Consider $\Omega=[0,1]$ equipped with Borel $\sigma$-algebra and Lebesgue measure. Consider the sequence $f_n = \sum_{i=1}^{2^n} (-1)^{i-1} 1_{\big[ \frac{i-1}{2^n}, \frac{i}{2^n} \big) }$ in $L^p$ where $1<p<+\infty.$ I believe that $f_n \rightarrow 0$ weakly in $L^p$ yet I am not able to show it.
We know by Banach-Alaoglu theorem that the closed unit ball in $L^p$ is weakly compact. In other words every bounded sequence has a weakly convergent sequence and the sequence $(f_n)_n$ is clearly bounded. At least we know that $$ f_{n_k} \rightarrow g \text{ (weakly)}$$ for some $g \in L^p.$ Yet I could not continue further. Are there more practical ways of varifying weak convergence rather than using the definition?
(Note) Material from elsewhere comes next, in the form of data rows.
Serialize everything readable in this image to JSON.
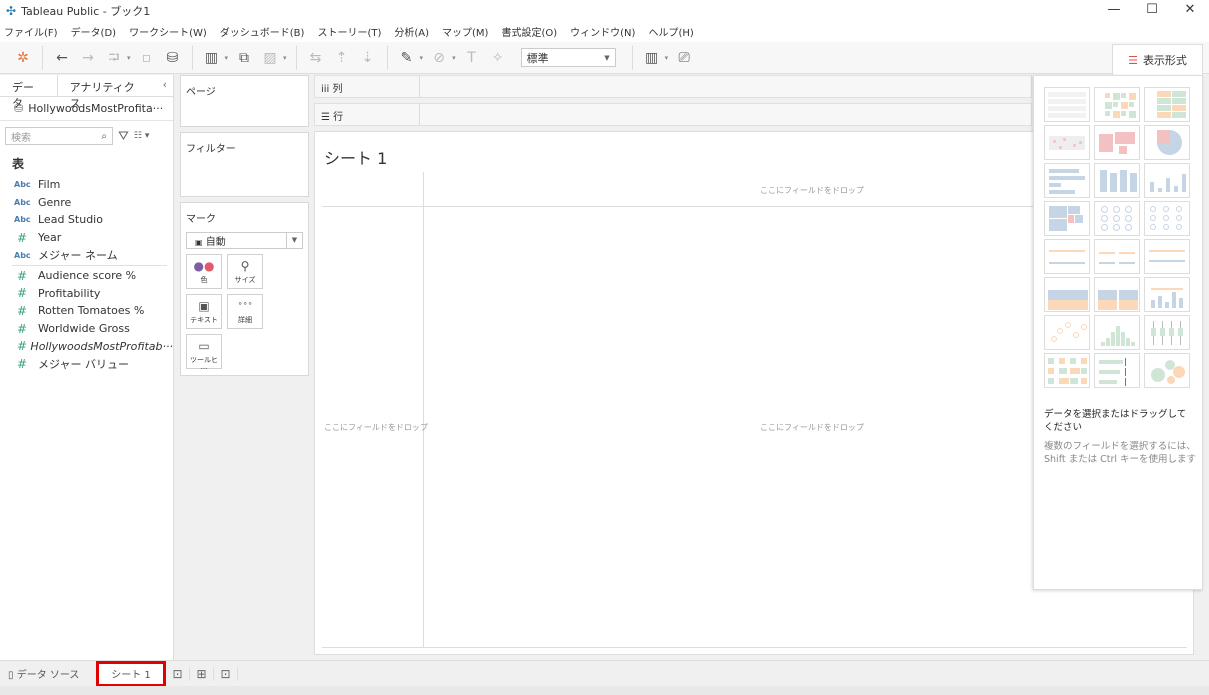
{
  "window": {
    "title": "Tableau Public - ブック1",
    "minimize": "—",
    "maximize": "☐",
    "close": "✕"
  },
  "menu": [
    "ファイル(F)",
    "データ(D)",
    "ワークシート(W)",
    "ダッシュボード(B)",
    "ストーリー(T)",
    "分析(A)",
    "マップ(M)",
    "書式設定(O)",
    "ウィンドウ(N)",
    "ヘルプ(H)"
  ],
  "toolbar": {
    "fit_value": "標準"
  },
  "left_panel": {
    "tabs": [
      "データ",
      "アナリティクス"
    ],
    "datasource": "HollywoodsMostProfita···",
    "search_placeholder": "検索",
    "section": "表",
    "dimensions": [
      {
        "type": "Abc",
        "name": "Film"
      },
      {
        "type": "Abc",
        "name": "Genre"
      },
      {
        "type": "Abc",
        "name": "Lead Studio"
      },
      {
        "type": "#",
        "name": "Year"
      },
      {
        "type": "Abc",
        "name": "メジャー ネーム"
      }
    ],
    "measures": [
      {
        "type": "#",
        "name": "Audience  score %"
      },
      {
        "type": "#",
        "name": "Profitability"
      },
      {
        "type": "#",
        "name": "Rotten Tomatoes %"
      },
      {
        "type": "#",
        "name": "Worldwide Gross"
      },
      {
        "type": "#",
        "name": "HollywoodsMostProfitab···",
        "italic": true
      },
      {
        "type": "#",
        "name": "メジャー バリュー"
      }
    ]
  },
  "cards": {
    "pages": "ページ",
    "filters": "フィルター",
    "marks": "マーク",
    "mark_type": "自動",
    "mark_buttons": [
      "色",
      "サイズ",
      "テキスト",
      "詳細",
      "ツールヒ···"
    ]
  },
  "shelves": {
    "columns": "列",
    "rows": "行"
  },
  "sheet": {
    "title": "シート 1",
    "drop_top": "ここにフィールドをドロップ",
    "drop_left": "ここにフィールドをドロップ",
    "drop_center": "ここにフィールドをドロップ"
  },
  "show_me": {
    "tab_label": "表示形式",
    "charts": [
      "text-table",
      "heat-map",
      "highlight-table",
      "symbol-map",
      "filled-map",
      "pie-chart",
      "horizontal-bars",
      "stacked-bars",
      "side-by-side-bars",
      "treemap",
      "circle-view",
      "side-by-side-circles",
      "continuous-lines",
      "discrete-lines",
      "dual-lines",
      "area-continuous",
      "area-discrete",
      "dual-combination",
      "scatter-plot",
      "histogram",
      "box-whisker",
      "gantt-chart",
      "bullet-graph",
      "packed-bubbles"
    ],
    "hint_title": "データを選択またはドラッグしてください",
    "hint_body": "複数のフィールドを選択するには、Shift または Ctrl キーを使用します"
  },
  "bottom": {
    "datasource_tab": "データ ソース",
    "sheet_tab": "シート 1"
  },
  "colors": {
    "highlight": "#e30000",
    "blue": "#c5d5e6",
    "orange": "#fbd8b8",
    "green": "#cfe6d7",
    "red": "#f3c1c1"
  }
}
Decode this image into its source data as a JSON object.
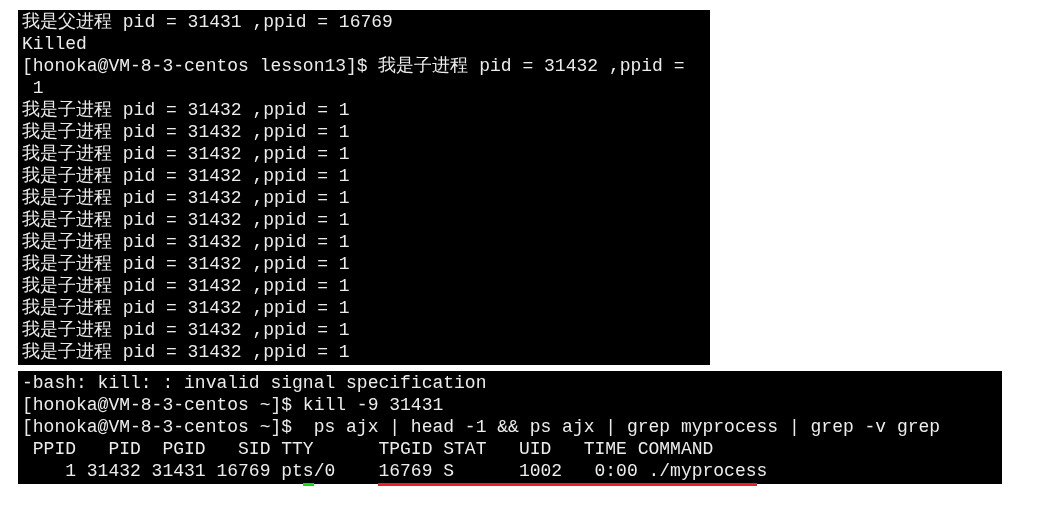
{
  "top_terminal": {
    "lines": [
      "我是父进程 pid = 31431 ,ppid = 16769",
      "Killed",
      "[honoka@VM-8-3-centos lesson13]$ 我是子进程 pid = 31432 ,ppid =",
      " 1",
      "我是子进程 pid = 31432 ,ppid = 1",
      "我是子进程 pid = 31432 ,ppid = 1",
      "我是子进程 pid = 31432 ,ppid = 1",
      "我是子进程 pid = 31432 ,ppid = 1",
      "我是子进程 pid = 31432 ,ppid = 1",
      "我是子进程 pid = 31432 ,ppid = 1",
      "我是子进程 pid = 31432 ,ppid = 1",
      "我是子进程 pid = 31432 ,ppid = 1",
      "我是子进程 pid = 31432 ,ppid = 1",
      "我是子进程 pid = 31432 ,ppid = 1",
      "我是子进程 pid = 31432 ,ppid = 1",
      "我是子进程 pid = 31432 ,ppid = 1"
    ]
  },
  "bottom_terminal": {
    "lines": [
      "-bash: kill: : invalid signal specification",
      "[honoka@VM-8-3-centos ~]$ kill -9 31431",
      "[honoka@VM-8-3-centos ~]$  ps ajx | head -1 && ps ajx | grep myprocess | grep -v grep",
      " PPID   PID  PGID   SID TTY      TPGID STAT   UID   TIME COMMAND",
      "    1 31432 31431 16769 pts/0    16769 S      1002   0:00 ./myprocess"
    ]
  }
}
Any help is appreciated, thanks in advance!
Indeed, it is usually not an easy task to show that $$\tag{*}\int f_n h\to \int fh$$ for all $h\in L^{p'}$ in general, especially when we don't know a priori the limiting function. However, using the fact that $(f_n)_{n\geqslant 1}$ is bounded in $L^p$ and Hölder's inequality, it suffices to show, by approximation by step functions, that $(*)$ holds when $h$ is the indicator function of a Borel set. Using regularity of the Lebesgue measure, we can see that $f_n\to f$ weakly in $L^p$ if and only if (*) holds for $h=\mathbf 1_{O}$ where $O$ is an open subset of $[0,1]$. Since such sets can be writing as a countable disjoint union of open intervals, we derive that $f_n\to f$ weakly in $L^p$ if and only if $\sup_{n\geqslant 1}\lVert f_n\rVert_p$ is finite and $\int_I f_n \to \int_I f$ for all interval $I$.
Now, using density of $\{k2^{-N},N\geqslant 1, 0\leqslant k\leqslant 2^N\}$, it suffices to consider intervals $I$ whose end points are $k2^{-N}$ and $k'2^{-N}$ respectively. In this case, one can compute explicitely $\int_{(k2^{-N},k'2^{-N})}f$.